Tiebreak Contact in LS-DYNA

Tiebreak contacts in LS-DYNA have undergone significant enhancements in recent versions. A brief overview is provided in the PDF document below. Special thanks to Jim Kennedy for requesting this and also to Dr. Brian Wainscott, LSTC, for sharing some intricate details about TIEBREAK contacts.

Download TieBreak Contacts (PDF)

8 Responses to “Tiebreak Contact in LS-DYNA”


  1. 1 Sven Oct 24th, 2007 at 4:42 am

    Hi Suri,

    On page 6 of these notes, there is:

    “LS-DYNA uses a small increase in the area of the segment in which it scales the master segment area by an additional 2% in an attempt to collect nodes that may lie near the edges”.

    Is there any way to control this 2% to a larger value?
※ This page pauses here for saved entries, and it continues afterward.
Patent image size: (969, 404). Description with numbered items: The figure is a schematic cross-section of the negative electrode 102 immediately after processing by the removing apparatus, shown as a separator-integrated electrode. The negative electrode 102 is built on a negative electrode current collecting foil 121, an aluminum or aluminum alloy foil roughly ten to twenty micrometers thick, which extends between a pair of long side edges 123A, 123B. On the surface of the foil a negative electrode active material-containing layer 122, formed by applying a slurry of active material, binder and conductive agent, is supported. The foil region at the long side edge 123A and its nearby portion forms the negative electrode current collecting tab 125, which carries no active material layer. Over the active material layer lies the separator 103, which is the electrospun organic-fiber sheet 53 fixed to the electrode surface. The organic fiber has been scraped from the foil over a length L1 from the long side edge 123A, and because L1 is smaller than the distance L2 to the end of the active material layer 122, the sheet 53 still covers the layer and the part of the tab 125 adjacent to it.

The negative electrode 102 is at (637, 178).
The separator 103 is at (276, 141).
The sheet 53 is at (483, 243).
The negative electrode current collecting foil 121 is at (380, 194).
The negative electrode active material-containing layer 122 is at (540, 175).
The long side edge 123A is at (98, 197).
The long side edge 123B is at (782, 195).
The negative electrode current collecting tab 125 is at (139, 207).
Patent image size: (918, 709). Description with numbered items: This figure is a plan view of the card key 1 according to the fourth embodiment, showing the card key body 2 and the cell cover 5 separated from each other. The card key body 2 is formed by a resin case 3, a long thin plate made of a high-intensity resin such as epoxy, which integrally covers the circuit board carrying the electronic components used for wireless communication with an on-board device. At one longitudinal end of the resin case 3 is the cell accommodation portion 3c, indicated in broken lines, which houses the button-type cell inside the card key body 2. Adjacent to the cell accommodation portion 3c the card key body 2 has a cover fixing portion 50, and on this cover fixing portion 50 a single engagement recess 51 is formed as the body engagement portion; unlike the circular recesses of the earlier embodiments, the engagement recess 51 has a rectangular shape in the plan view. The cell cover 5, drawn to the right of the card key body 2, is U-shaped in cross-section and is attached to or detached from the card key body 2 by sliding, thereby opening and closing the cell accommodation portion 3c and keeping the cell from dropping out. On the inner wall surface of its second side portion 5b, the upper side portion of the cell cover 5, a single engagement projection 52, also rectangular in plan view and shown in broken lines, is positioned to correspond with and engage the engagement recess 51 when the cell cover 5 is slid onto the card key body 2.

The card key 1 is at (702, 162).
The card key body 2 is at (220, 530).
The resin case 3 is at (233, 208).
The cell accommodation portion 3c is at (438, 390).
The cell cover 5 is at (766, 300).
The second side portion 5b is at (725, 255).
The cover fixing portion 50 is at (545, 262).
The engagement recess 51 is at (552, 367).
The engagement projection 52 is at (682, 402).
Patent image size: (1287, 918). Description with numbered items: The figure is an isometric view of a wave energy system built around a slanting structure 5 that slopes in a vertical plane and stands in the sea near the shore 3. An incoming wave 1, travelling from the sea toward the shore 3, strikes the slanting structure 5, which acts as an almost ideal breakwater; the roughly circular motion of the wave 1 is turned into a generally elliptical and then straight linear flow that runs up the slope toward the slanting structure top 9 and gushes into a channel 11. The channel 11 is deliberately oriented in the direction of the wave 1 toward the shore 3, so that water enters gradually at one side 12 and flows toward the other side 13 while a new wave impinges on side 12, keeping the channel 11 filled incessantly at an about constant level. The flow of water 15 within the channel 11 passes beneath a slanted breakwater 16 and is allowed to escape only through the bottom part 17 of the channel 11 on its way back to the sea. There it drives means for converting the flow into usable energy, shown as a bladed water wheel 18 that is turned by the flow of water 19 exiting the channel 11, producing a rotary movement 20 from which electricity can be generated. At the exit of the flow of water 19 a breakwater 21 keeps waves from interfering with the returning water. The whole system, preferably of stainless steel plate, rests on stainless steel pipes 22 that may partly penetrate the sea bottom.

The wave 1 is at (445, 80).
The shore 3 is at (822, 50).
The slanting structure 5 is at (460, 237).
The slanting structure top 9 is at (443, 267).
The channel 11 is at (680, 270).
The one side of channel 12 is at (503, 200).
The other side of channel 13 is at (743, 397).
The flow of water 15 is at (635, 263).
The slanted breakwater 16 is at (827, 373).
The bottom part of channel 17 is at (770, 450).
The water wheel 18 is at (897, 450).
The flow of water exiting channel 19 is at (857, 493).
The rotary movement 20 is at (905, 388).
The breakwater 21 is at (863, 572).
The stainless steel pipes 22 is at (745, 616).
    I often encounter a problem when tying objects that were meshed separately, yet their original CAD surfaces were perfectly coincident. For example, imagine two cylinders being tied end-to-end. In the worst case scenario of these being meshed separately with cross sections of a single quad element (that just happen to be misaligned by 45 degrees). In this situation, all of the nodes on both quads will be unable to find a master segment to tie to, and the tie will not be successful. As the parts are meshed more finely, interior nodes will find a segment to tie to, but perimeter nodes are often still left hanging.

    How can this best be avoided?
    I think the easiest solution would be if the 2% value were editable (or perhaps, a larger value used for non-surrounded elements (or even more sophisticated, only increased on outside ‘naked’ edges)).
    Beyond that, I guess that nudging of all exterior nodes on one of the tied surfaces (probably the least stiff surface) to ensure it will ‘hit’ a segment when projected would work, but it would of course be labour-intensive.

    Cheers,
    Sven.

  2. 2 Suri Bala Oct 29th, 2007 at 2:49 pm

    Hi Sven,

    I think the MAXPAR is supposed to just that. Its defaulted to 1.02 which is a 2% increase in the segment size. Larger values may result in increased CPU time or instabilities under rotation. Mesh refinement is probably a safer approach.

    Suri Bala

  3. 3 J Nov 1st, 2007 at 3:41 am

    Hi Suri,

    in one reply of yours, you attached a PDF file. At the end of that file some examples are mentioned. Where could one download them?

    Thanks.

    J

  4. 4 Suri Bala Nov 2nd, 2007 at 9:42 pm

    Hi J,

    I will try to upload these in a few days.

    Thanks,
    Suri Bala

  5. 5 Tammam Jan 14th, 2008 at 7:18 am

    Hello Suri,

    which option of tiebreak contact can i use to consider only the failure in tension not in compression, because i see that tiebreak options always consider compression like tension.

    Thanks,

    Tammam

  6. 6 Suri Bala Jan 14th, 2008 at 11:28 am

    Tammam,

    TIEBREAK only considers failure in Tension and Shear.
    Compressive loads are always transmitted unless a death time is provided that is less than the termination time of the problem.

    Suri Bala

  7. 7 Tammam Jan 25th, 2008 at 8:13 am

    Hello Suri,

    TIEBREAK considers the failure only in tension, what about the shear failure with cohesion when accompanied with compression. Is the TIEBREAK contact follow Mohr-Coloumb failure criteria with cohesion, or only consider the friction?

    Thanks,

    Tammam

  8. 8 Suri Bala Jan 28th, 2008 at 1:48 pm

    Tammam,

    TIEBREAK considers failure in both tension and shear. I will check on the cohesion part.